Publishing may be a tough business all around these days, but thanks to the internet, there are more publishers than ever.
Many of them won’t survive, of course. And the ones that die won’t just be traditional publishers that fail to adapt to the internet; there are plenty of digital publishers making potentially fatal mistakes too.
When it comes to mistakes publishers make, here are five of the biggest being made today by publishers of all shapes and sizes.
Thinking channel, not multichannel.
If you’ve been distributing your content via dead trees for the past several decades, it’s probably difficult to think of yourself as anything but a ‘print publisher.‘ Likewise, if you’ve been distributing your content via the internet, it’s may be equally challenging to think of yourself as anything but a ‘digital publisher.‘
Even so, to thrive in the 21st century, most publishers will need to become channel agnostic. There are a growing number of channels through which content can be distributed and monetized.
None is perfect, but each has unique characterstics that can create opportunities if recognized and taken advantage of.
Unfortunately, many publishers are not channel agnostic. Even when they think of themselves as being ‘multichannel‘, their strategy consists of little more than trying to distribute their content in new channels in as close a fashion as possible to the way they distribute that content in the channel(s) they are most comfortable with.
That is not multichannel.
Focusing on sources of traffic, not quality of traffic.
From Twitter to Facebook, there is no doubt that social media has made a huge impact on the way content is distributed and discovered. But for publishers in the business of monetizing content, where your audience comes from is only part of the equation.
Not all audiences are created equal, and investing resources in initiatives that frequently target sites that deliver traffic that doesn’t doesn’t convert or stick around can be a huge mistake.
Thinking revenue sharing is a viable substitute for investment.
Times are tough for many publishers, particularly traditional publishers. That often disincentivizes the kind of investments that are needed long-term in favor of revenue sharing relationships that don’t make sense long-term.
Take, for instance, the high-profile publishers partnering with OnSwipe to create native app-like experiences on the web for their iPad users. OnSwipe offers its ‘technology‘ free of charge in exchange for a share of advertising revenue.
Notwithstanding the the iPad is designed for web browsing, publishers who truly believe that iPad-specific websites are a necessity would be far better off building these themselves.
Maximizing ad impressions instead of optimizing yield.

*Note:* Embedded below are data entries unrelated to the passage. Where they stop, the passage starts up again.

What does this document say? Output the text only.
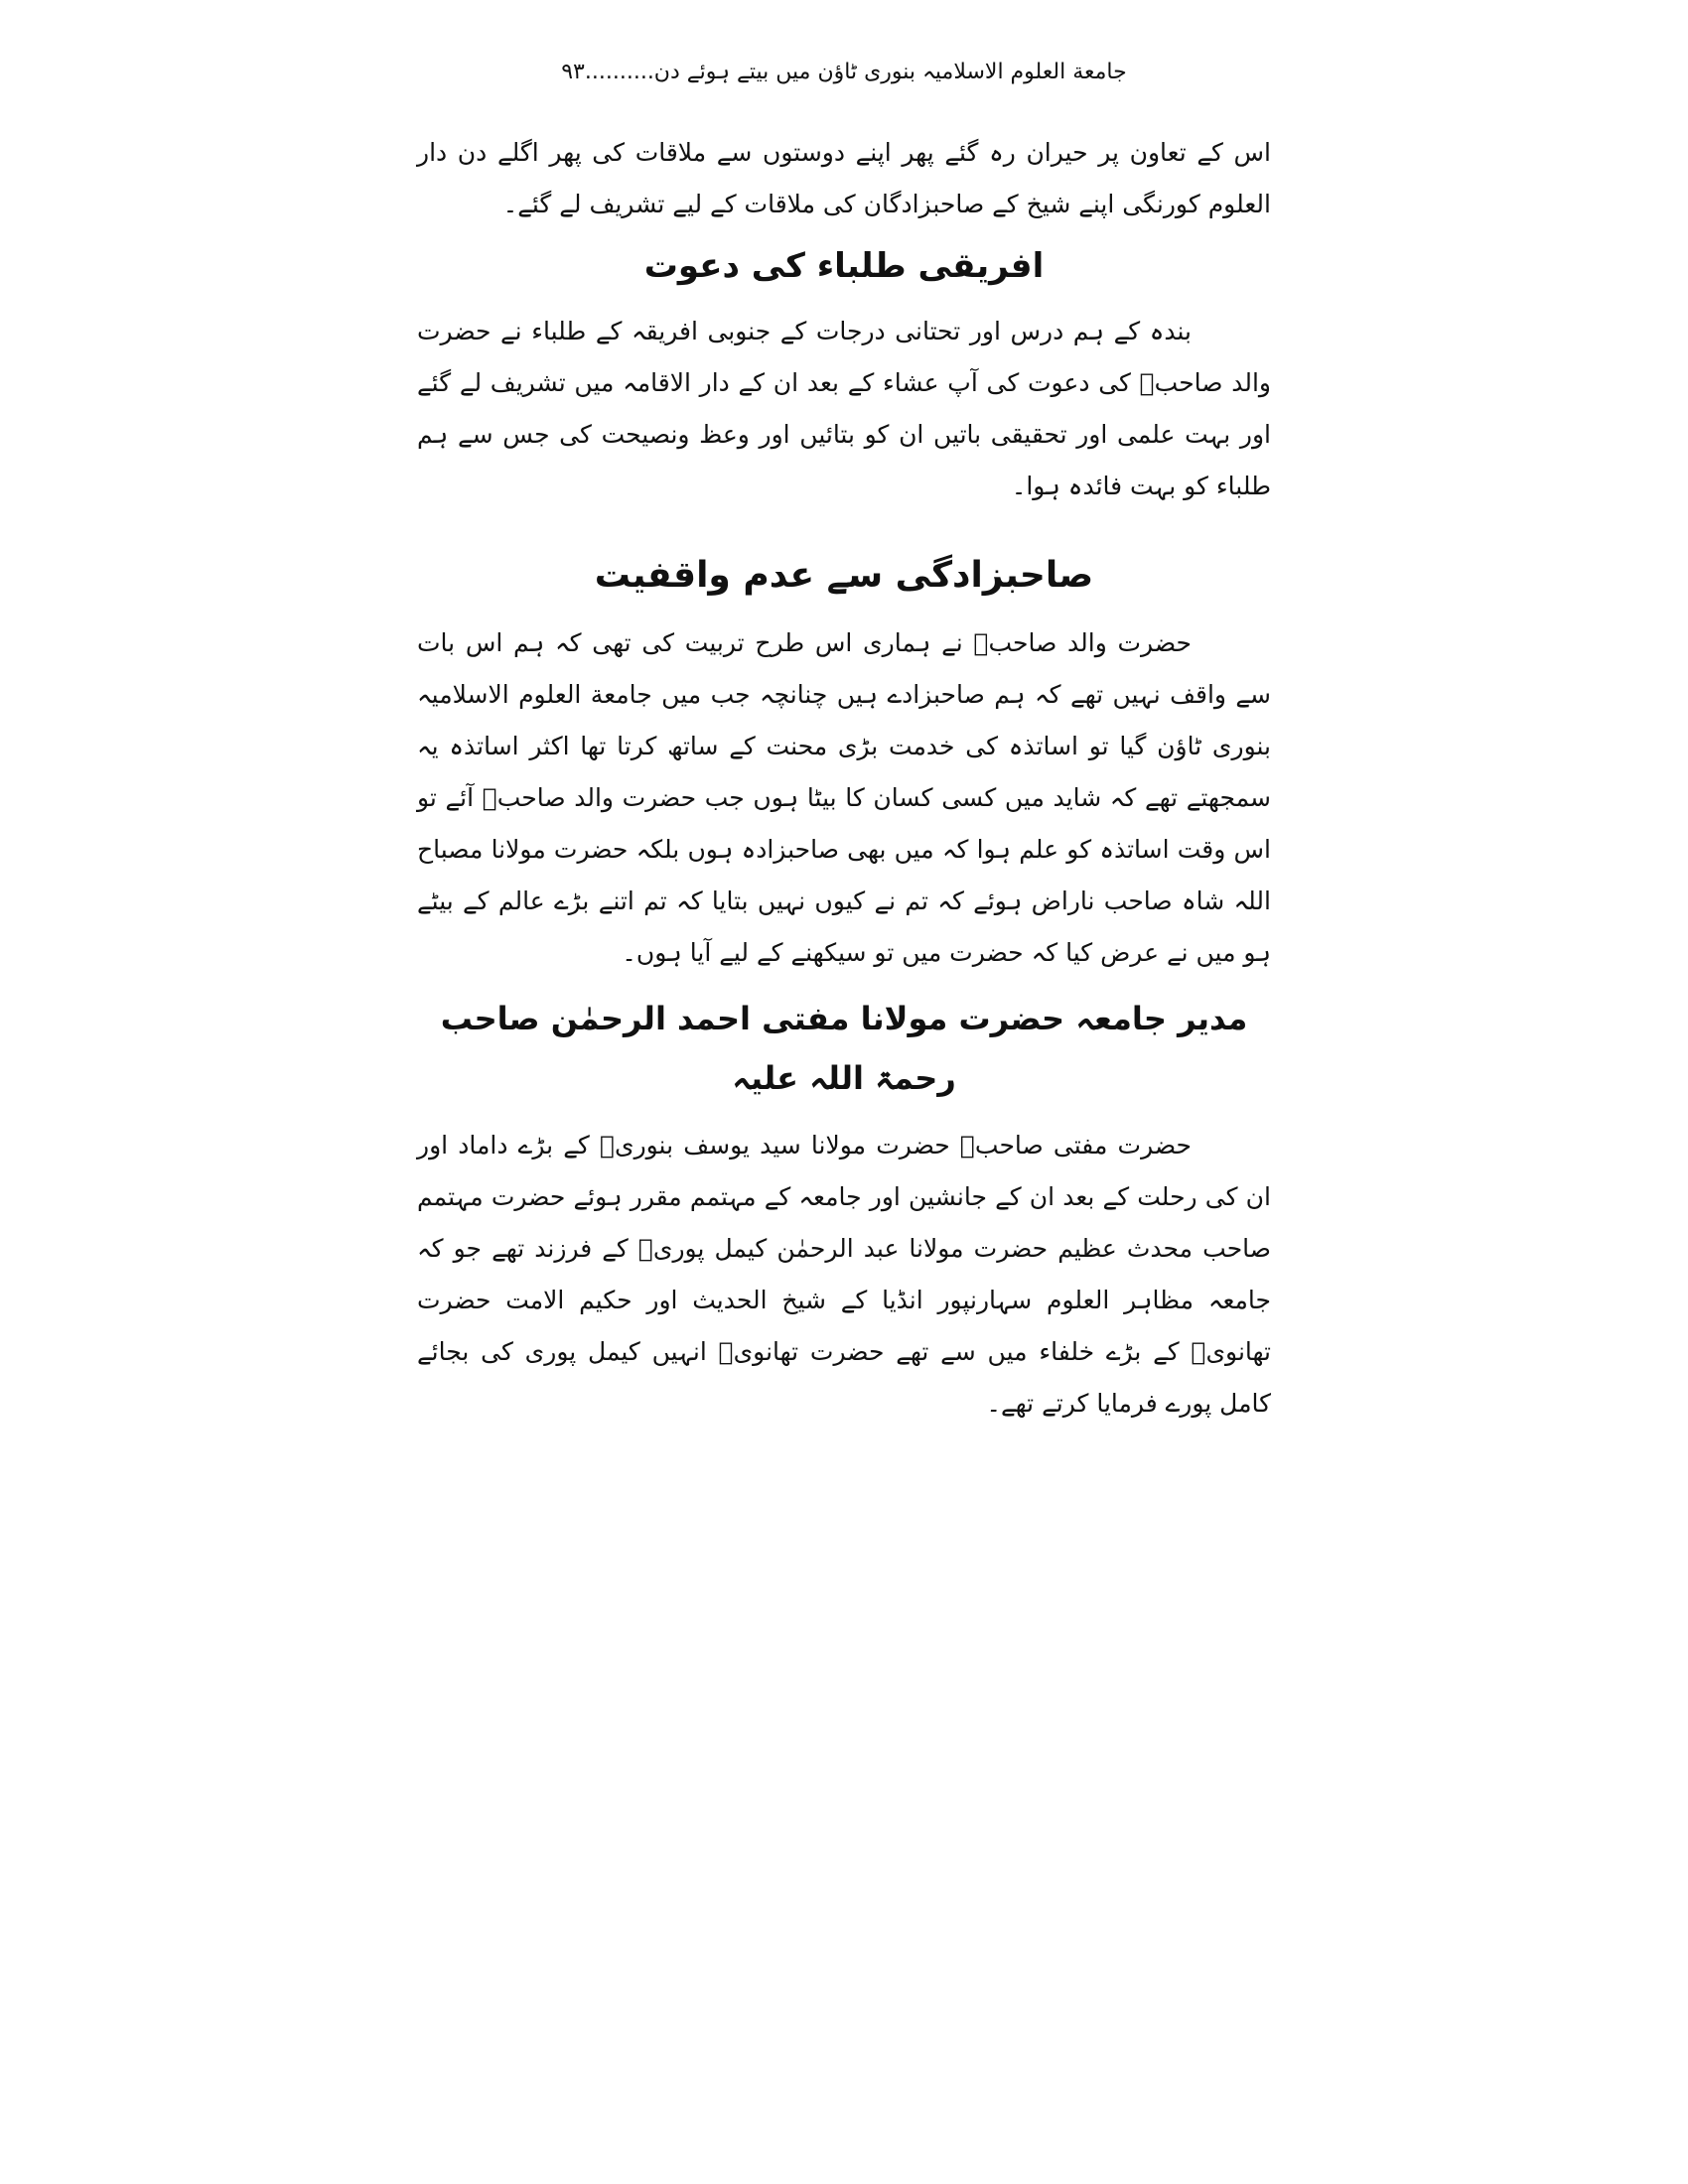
جامعة العلوم الاسلامیہ بنوری ٹاؤن میں بیتے ہوئے دن..........۹۳

اس کے تعاون پر حیران رہ گئے پھر اپنے دوستوں سے ملاقات کی پھر اگلے دن دار العلوم کورنگی اپنے شیخ کے صاحبزادگان کی ملاقات کے لیے تشریف لے گئے۔

افریقی طلباء کی دعوت

بندہ کے ہم درس اور تحتانی درجات کے جنوبی افریقہ کے طلباء نے حضرت والد صاحبؒ کی دعوت کی آپ عشاء کے بعد ان کے دار الاقامہ میں تشریف لے گئے اور بہت علمی اور تحقیقی باتیں ان کو بتائیں اور وعظ ونصیحت کی جس سے ہم طلباء کو بہت فائدہ ہوا۔

صاحبزادگی سے عدم واقفیت

حضرت والد صاحبؒ نے ہماری اس طرح تربیت کی تھی کہ ہم اس بات سے واقف نہیں تھے کہ ہم صاحبزادے ہیں چنانچہ جب میں جامعة العلوم الاسلامیہ بنوری ٹاؤن گیا تو اساتذہ کی خدمت بڑی محنت کے ساتھ کرتا تھا اکثر اساتذہ یہ سمجھتے تھے کہ شاید میں کسی کسان کا بیٹا ہوں جب حضرت والد صاحبؒ آئے تو اس وقت اساتذہ کو علم ہوا کہ میں بھی صاحبزادہ ہوں بلکہ حضرت مولانا مصباح اللہ شاہ صاحب ناراض ہوئے کہ تم نے کیوں نہیں بتایا کہ تم اتنے بڑے عالم کے بیٹے ہو میں نے عرض کیا کہ حضرت میں تو سیکھنے کے لیے آیا ہوں۔

مدیر جامعہ حضرت مولانا مفتی احمد الرحمٰن صاحب رحمۃ اللہ علیہ

حضرت مفتی صاحبؒ حضرت مولانا سید یوسف بنوریؒ کے بڑے داماد اور ان کی رحلت کے بعد ان کے جانشین اور جامعہ کے مہتمم مقرر ہوئے حضرت مہتمم صاحب محدث عظیم حضرت مولانا عبد الرحمٰن کیمل پوریؒ کے فرزند تھے جو کہ جامعہ مظاہر العلوم سہارنپور انڈیا کے شیخ الحدیث اور حکیم الامت حضرت تھانویؒ کے بڑے خلفاء میں سے تھے حضرت تھانویؒ انہیں کیمل پوری کی بجائے کامل پورے فرمایا کرتے تھے۔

When it comes to advertising, jacking up the number of ad impressions you serve usually has a negative impact on effective CPM. Unfortunately, many publishers do this, forgetting, of course, that yield is really what counts.
Thinking a pay wall is a paid content strategy.
Reality has sunk in for a growing number of publishers: ad revenue isn’t enough online. Instead of being the business model, it should be a part of a business model. Enter Pay Wall stage left.
There’s just one problem: many of the publishers erecting pay walls believe that a pay wall is a paid content strategy when it isn’t. Pay walls are only an access control mechanism, and as the New York Times demonstrates, an imperfect one at that.
Without a coherent strategy that looks at audience, pricing, etc., a pay wall in and of itself can do little to build a solid revenue stream from paid content.